Às 10 e 30 da manhã, dona Sara recebeu um funcionário
do Ministério da Justiça que lhe pedia que antecipasse
a trasladação do corpo de JK para o aeroporto Santos
Dumont, alegando "razões de segurança".
Na rua, os milhares de acompanhantes cantavam o "Peixe Vivo",
os hinos Nacional, da Independência e à Bandeira. A grande
preocupação da Polícia Militar era fazer com
que o cortejo andasse rapidamente; contudo, a multidão levou
quase três horas para cobrir a pé o percurso de três
quilômetros.
No aeroporto Santos Dumont, a homenagem popular atingiu seu ponto
mais alto. Comprimida no saguão, a multidão cantou o
Hino Nacional, enquanto erguia fotografias do ex-presidente.
Na pista, dona Sara e a família despediram-se de parentes e
amigos, embarcando em jatinhos fretados que os levaram ao Galeão,
onde o cortejo fúnebre se transferiu para um trijato da Varig,
rumo a Brasília.
Na Capital Federal, as cenas de emoção repetiram-se.
Cinco mil veículos acompanharam o féretro desde o aeroporto
até a catedral, onde foi celebrada a missa de corpo presente.
As escolas suspenderam as aulas, as repartições públicas
e o comércio encerraram as atividades. Mas, a mais tocante
homenagem foi o acompanhamento ao cemitério, numa marcha de
15 quilômetros feita por mais de 60 mil pessoas, na qual se
confundiam lágrimas, palmas e vivas.
Apesar das inúmeras autoridades presentes, não compareceu
nenhuma delegação do governo. Dona Sara havia dispensado
as homenagens oficiais.
O presidente Geisel, que se recolhera domingo às 22 horas,
só foi informado da morte de JK ontem de manhã.

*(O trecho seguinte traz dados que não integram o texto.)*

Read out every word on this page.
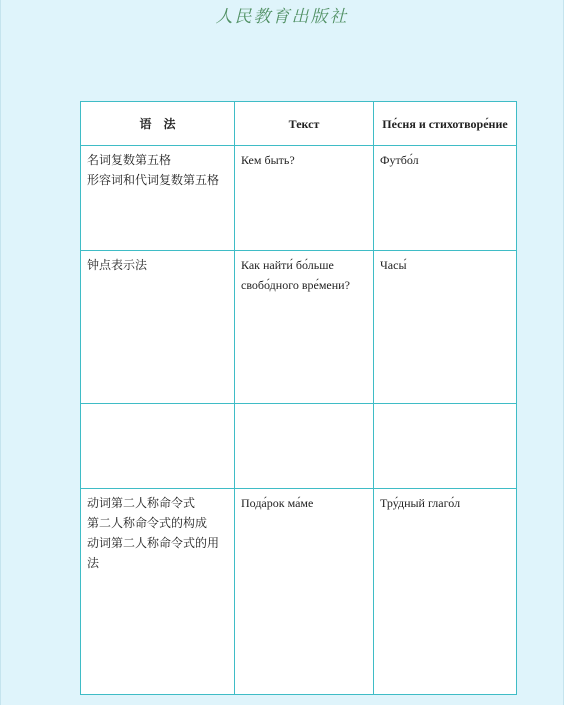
人民教育出版社
语　法	Текст	Пе́сня и стихотворе́ние

名词复数第五格
形容词和代词复数第五格	Кем быть?	Футбо́л

钟点表示法	Как найти́ бо́льше свобо́дного вре́мени?	Часы́

动词第二人称命令式
第二人称命令式的构成
动词第二人称命令式的用法	Пода́рок ма́ме	Тру́дный глаго́л
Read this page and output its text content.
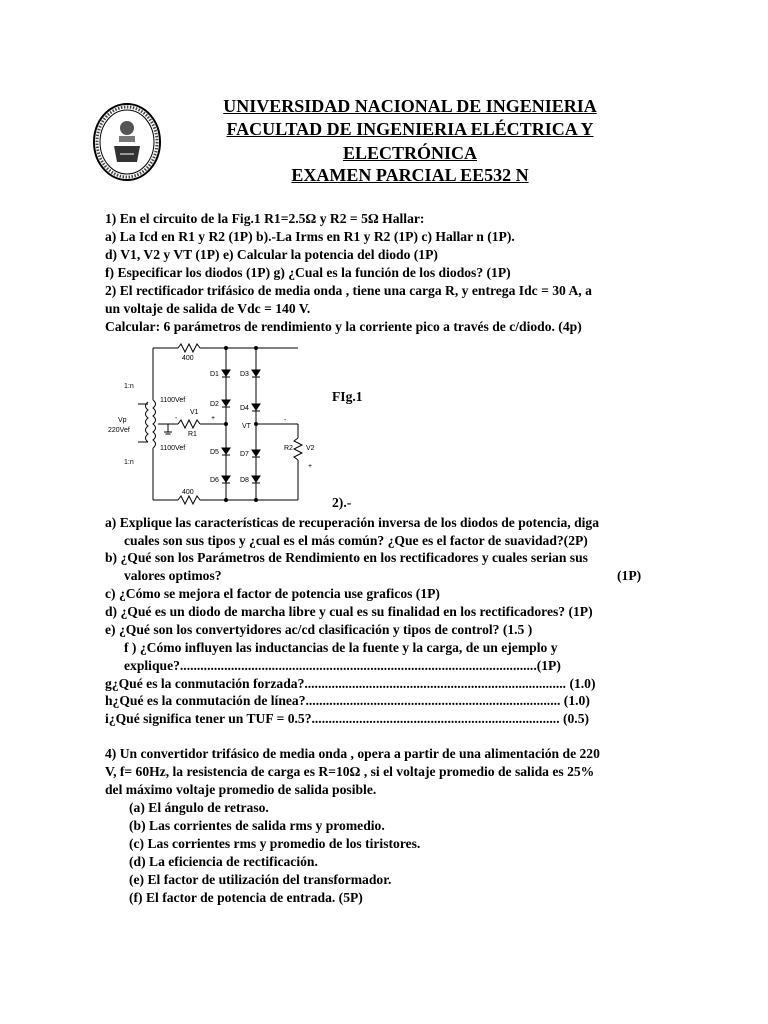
UNIVERSIDAD NACIONAL DE INGENIERIA
FACULTAD DE INGENIERIA ELÉCTRICA Y
ELECTRÓNICA
EXAMEN PARCIAL EE532 N
1) En el circuito de la Fig.1 R1=2.5Ω y R2 = 5Ω Hallar:
a) La Icd en R1 y R2 (1P) b).-La Irms en R1 y R2 (1P) c) Hallar n (1P).
d) V1, V2 y VT (1P) e) Calcular la potencia del diodo (1P)
f) Especificar los diodos (1P) g) ¿Cual es la función de los diodos? (1P)
2) El rectificador trifásico de media onda , tiene una carga R, y entrega Idc = 30 A, a
un voltaje de salida de Vdc = 140 V.
Calcular: 6 parámetros de rendimiento y la corriente pico a través de c/diodo. (4p)
400
400
1:n
1:n
Vp
220Vef
1100Vef
1100Vef
V1
R1
-	+
VT
R2 V2
-
+
D1
D2
D3
D4
D5
D6
D7
D8
FIg.1
2).-
a) Explique las características de recuperación inversa de los diodos de potencia, diga
cuales son sus tipos y ¿cual es el más común? ¿Que es el factor de suavidad?(2P)
b) ¿Qué son los Parámetros de Rendimiento en los rectificadores y cuales serian sus
valores optimos?	(1P)
c) ¿Cómo se mejora el factor de potencia use graficos (1P)
d) ¿Qué es un diodo de marcha libre y cual es su finalidad en los rectificadores? (1P)
e) ¿Qué son los convertyidores ac/cd clasificación y tipos de control? (1.5 )
f ) ¿Cómo influyen las inductancias de la fuente y la carga, de un ejemplo y
explique?.........................................................................................................(1P)
g¿Qué es la conmutación forzada?............................................................................. (1.0)
h¿Qué es la conmutación de línea?........................................................................... (1.0)
i¿Qué significa tener un TUF = 0.5?......................................................................... (0.5)
4) Un convertidor trifásico de media onda , opera a partir de una alimentación de 220
V, f= 60Hz, la resistencia de carga es R=10Ω , si el voltaje promedio de salida es 25%
del máximo voltaje promedio de salida posible.
(a) El ángulo de retraso.
(b) Las corrientes de salida rms y promedio.
(c) Las corrientes rms y promedio de los tiristores.
(d) La eficiencia de rectificación.
(e) El factor de utilización del transformador.
(f) El factor de potencia de entrada. (5P)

Imediatamente após sua chegada ao palácio do Planalto,
Geisel convocou reunião da qual participaram o chefe do Gabinete
Civil, Golberi do Couto e Silva, o chefe do Gabinete Militar, Hugo
de Abreu, os ministros Reis Veloso, Armando Falcão e Silvio
Frota, além do chefe do SNI, João Batista Figueiredo.
Após três horas de deliberações, foi decretado
luto de três dias pela morte do ex-presidente.
No Senado, onde Juscelino ocupou uma cadeira até junho de 64,
quando foi cassado, representantes dos dois partidos associaram-se
às homenagens. Na Câmara, 347 deputados falaram.
Em Minas, a noticia da morte foi recebida em silêncio e tristeza
pela população. Em Diamantina, terra natal do ex-presidente,
populares reuniram-se na praça, chorando e cantando em surdina
o "Peixe Vivo". O governador Aureliano Chaves decretou luto
de três dias.
Também em São Paulo o governador Paulo Egídio
decretou luto de três dias.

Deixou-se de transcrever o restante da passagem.